The Arousing of Thought

CHAPTER I

The Arousing of Thought

Among other convictions formed in my common  presence during my responsible, peculiarly composed life, there is one such also—an indubitable conviction—that always and everywhere on the earth, among people of every degree of development of understanding and of every form of manifestation of the factors which engender in their individuality all kinds of ideals, there is acquired the tendency, when beginning anything new, unfailingly to pronounce aloud or, if not aloud, at least mentally, that definite utterance understandable to every even quite illiterate person, which in different epochs has been formulated variously and in our day is formulated in the following words: “In the name of the Father and of the Son and in the name of the Holy Ghost. Amen.”

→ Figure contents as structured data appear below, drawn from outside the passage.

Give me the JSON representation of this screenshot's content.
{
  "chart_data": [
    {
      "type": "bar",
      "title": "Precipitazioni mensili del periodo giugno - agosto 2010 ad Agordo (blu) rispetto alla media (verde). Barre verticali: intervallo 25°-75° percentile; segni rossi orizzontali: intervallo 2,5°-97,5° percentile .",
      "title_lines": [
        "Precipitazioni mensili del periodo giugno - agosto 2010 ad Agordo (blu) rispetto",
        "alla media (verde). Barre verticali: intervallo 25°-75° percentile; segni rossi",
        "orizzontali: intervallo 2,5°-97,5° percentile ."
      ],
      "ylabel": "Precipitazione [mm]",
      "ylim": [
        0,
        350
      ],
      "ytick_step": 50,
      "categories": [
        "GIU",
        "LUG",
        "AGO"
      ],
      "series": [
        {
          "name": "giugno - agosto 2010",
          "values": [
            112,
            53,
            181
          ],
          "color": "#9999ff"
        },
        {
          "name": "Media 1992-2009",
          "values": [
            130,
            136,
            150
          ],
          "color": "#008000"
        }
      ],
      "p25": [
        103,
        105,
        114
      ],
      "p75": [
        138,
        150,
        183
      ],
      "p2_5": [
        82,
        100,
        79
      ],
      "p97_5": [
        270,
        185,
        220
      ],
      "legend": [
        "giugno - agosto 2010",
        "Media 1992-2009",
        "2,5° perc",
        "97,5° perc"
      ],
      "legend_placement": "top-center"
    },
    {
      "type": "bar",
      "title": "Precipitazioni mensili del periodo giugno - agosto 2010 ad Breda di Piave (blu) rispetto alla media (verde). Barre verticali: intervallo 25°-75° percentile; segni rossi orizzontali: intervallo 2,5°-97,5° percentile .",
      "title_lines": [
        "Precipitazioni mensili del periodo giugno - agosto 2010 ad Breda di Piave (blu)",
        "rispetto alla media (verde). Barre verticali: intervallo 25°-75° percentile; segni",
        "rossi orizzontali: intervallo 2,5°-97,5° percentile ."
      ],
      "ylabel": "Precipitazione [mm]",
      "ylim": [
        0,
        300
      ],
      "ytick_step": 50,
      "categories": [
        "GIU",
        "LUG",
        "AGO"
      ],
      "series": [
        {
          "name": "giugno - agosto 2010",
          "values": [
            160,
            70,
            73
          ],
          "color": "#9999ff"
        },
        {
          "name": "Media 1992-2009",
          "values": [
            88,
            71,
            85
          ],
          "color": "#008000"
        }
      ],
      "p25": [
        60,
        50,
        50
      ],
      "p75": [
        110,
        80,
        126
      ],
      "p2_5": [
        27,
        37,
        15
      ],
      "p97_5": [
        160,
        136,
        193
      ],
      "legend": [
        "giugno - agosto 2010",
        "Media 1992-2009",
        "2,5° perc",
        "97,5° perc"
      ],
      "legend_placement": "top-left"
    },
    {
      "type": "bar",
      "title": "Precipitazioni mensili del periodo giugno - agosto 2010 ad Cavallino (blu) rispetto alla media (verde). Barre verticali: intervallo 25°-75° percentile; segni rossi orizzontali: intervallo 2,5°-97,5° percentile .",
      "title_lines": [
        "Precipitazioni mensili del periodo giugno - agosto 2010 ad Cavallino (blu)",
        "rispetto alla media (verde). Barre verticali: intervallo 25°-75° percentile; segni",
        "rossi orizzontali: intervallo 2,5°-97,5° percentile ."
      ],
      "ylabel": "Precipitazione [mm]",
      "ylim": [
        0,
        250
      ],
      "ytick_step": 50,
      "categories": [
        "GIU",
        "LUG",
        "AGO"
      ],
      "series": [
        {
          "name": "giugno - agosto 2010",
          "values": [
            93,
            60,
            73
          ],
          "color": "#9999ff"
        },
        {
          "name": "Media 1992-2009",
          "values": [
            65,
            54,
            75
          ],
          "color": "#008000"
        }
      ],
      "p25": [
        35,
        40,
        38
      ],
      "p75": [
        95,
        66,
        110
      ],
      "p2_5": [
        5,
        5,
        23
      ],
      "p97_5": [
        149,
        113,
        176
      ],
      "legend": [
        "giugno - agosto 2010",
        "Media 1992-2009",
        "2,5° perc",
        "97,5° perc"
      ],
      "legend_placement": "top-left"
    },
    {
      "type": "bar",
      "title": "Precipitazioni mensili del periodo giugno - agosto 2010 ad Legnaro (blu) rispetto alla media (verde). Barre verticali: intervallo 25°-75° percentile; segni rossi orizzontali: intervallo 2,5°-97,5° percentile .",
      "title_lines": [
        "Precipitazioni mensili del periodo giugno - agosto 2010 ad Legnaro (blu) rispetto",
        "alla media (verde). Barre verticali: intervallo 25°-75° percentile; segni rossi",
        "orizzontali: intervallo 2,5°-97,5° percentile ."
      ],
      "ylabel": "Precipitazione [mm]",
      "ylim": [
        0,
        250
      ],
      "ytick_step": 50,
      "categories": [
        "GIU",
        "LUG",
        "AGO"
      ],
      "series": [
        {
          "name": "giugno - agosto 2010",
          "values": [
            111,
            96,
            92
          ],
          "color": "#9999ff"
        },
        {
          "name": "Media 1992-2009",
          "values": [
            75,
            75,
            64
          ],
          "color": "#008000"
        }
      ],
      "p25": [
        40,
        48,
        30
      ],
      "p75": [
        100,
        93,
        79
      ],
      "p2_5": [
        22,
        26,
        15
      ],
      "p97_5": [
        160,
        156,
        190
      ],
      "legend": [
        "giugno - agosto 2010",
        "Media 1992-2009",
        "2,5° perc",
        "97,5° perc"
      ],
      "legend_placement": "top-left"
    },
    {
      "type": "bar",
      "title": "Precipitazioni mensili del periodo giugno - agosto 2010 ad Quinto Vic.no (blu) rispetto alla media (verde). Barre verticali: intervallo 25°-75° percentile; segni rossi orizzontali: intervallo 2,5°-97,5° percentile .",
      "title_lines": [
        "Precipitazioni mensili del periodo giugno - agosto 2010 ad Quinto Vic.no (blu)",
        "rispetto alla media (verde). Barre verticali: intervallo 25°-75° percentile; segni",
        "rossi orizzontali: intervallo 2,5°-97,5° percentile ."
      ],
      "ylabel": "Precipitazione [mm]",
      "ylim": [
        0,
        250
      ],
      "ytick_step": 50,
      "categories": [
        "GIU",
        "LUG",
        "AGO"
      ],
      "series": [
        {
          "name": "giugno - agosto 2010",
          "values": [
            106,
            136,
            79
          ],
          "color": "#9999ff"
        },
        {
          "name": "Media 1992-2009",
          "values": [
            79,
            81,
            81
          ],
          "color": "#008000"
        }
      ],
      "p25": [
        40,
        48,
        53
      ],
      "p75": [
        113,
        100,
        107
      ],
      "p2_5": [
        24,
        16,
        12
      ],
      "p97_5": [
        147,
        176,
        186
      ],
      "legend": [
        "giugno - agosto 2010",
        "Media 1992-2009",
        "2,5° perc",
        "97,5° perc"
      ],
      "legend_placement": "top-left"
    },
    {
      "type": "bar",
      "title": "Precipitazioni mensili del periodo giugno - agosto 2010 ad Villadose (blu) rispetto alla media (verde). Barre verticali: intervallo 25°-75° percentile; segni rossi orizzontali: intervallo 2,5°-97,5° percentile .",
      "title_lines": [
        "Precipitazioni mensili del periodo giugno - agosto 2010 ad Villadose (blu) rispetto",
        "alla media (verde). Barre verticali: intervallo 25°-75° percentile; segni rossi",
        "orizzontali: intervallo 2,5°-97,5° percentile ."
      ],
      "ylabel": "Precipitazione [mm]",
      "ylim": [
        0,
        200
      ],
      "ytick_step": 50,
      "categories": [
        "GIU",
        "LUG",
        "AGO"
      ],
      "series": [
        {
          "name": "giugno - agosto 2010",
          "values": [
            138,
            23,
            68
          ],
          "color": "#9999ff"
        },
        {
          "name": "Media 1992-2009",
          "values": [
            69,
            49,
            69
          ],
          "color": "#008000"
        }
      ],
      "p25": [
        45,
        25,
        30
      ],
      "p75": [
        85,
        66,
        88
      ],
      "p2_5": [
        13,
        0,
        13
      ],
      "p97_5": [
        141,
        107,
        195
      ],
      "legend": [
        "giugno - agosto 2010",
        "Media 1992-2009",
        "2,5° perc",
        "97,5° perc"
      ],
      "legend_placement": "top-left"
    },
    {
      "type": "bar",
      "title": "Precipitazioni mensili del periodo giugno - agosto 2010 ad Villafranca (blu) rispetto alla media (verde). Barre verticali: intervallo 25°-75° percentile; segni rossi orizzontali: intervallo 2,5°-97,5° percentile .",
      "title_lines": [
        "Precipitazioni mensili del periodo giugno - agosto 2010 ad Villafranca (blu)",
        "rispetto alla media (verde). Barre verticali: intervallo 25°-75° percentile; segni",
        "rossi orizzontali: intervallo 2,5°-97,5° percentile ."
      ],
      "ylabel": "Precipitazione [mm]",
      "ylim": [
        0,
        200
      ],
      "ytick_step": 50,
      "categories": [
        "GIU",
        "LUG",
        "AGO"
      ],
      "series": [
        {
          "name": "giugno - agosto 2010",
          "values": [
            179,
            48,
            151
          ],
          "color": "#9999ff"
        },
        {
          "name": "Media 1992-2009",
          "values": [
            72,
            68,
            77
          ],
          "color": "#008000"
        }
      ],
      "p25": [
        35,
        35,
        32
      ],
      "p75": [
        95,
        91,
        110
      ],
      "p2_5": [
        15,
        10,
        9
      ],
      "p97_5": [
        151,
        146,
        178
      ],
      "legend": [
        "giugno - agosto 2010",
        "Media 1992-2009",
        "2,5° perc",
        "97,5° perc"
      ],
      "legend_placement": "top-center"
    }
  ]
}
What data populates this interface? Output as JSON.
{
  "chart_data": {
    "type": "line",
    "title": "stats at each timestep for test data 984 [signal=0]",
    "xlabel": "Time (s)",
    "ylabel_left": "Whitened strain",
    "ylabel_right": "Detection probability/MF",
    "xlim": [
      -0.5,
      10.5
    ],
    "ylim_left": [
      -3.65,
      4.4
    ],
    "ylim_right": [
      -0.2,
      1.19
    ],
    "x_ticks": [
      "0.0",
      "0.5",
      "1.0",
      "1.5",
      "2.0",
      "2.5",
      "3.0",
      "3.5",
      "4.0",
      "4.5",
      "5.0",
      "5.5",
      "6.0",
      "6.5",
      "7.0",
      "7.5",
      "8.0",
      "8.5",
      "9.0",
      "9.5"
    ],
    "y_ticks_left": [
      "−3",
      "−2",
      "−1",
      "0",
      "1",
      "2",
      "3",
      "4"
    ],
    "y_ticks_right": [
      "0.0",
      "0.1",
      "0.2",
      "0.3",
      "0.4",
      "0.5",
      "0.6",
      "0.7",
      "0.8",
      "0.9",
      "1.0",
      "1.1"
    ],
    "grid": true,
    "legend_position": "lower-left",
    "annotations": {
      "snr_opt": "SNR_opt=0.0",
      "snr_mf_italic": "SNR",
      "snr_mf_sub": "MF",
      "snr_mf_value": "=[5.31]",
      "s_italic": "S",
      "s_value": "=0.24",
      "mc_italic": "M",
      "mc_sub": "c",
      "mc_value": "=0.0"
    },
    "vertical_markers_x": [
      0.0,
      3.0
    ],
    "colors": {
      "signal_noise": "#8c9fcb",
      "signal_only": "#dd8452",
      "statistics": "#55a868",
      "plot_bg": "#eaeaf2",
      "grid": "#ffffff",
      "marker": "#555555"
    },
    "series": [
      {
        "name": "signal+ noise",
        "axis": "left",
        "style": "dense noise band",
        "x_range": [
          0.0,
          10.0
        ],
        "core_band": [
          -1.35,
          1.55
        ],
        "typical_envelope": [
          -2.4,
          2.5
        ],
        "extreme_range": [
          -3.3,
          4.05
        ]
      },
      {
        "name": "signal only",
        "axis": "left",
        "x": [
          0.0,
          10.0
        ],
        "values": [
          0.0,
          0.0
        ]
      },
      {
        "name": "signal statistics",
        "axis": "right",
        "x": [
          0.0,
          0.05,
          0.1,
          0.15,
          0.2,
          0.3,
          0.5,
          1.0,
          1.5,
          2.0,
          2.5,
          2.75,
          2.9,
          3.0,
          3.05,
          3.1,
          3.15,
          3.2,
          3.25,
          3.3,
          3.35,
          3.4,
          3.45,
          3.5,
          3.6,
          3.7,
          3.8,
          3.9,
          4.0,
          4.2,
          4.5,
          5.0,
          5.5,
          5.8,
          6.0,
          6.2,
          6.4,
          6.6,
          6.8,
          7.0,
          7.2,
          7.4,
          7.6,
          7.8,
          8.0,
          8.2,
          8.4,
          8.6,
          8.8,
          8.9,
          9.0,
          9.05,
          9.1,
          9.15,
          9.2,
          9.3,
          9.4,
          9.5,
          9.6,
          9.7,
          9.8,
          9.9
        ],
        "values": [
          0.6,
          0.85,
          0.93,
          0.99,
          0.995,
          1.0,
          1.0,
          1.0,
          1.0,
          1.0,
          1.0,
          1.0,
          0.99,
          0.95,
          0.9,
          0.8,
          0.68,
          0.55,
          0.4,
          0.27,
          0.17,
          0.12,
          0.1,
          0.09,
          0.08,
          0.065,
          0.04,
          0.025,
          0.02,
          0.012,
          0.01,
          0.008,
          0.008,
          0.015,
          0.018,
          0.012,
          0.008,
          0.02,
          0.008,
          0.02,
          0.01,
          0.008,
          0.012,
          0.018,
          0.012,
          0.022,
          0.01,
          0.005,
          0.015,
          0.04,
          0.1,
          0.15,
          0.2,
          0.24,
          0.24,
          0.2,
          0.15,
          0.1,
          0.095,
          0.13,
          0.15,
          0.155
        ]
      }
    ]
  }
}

That is why I now, also, setting forth on this venture quite new for me, namely, authorship, begin by pronouncing this utterance and moreover pronounce it not only aloud, but even very distinctly and with a full, as the ancient Toulousites defined it, “wholly-manifested intonation”—of course with that fullness which can arise in my entirety only from data already formed and thoroughly rooted in me for such a manifestation; data which are in general formed in the nature of man, by the way, during his preparatory age, and later, during his responsible life engender in him the ability for the manifestation of the nature and vivifyingness of such an intonation.

Having thus begun, I can now be quite at ease, and should even, according to the notions of religious morality existing among contemporary people, be beyond all doubt assured that everything further in this new venture of mine will now proceed, as is said, “like a pianola.”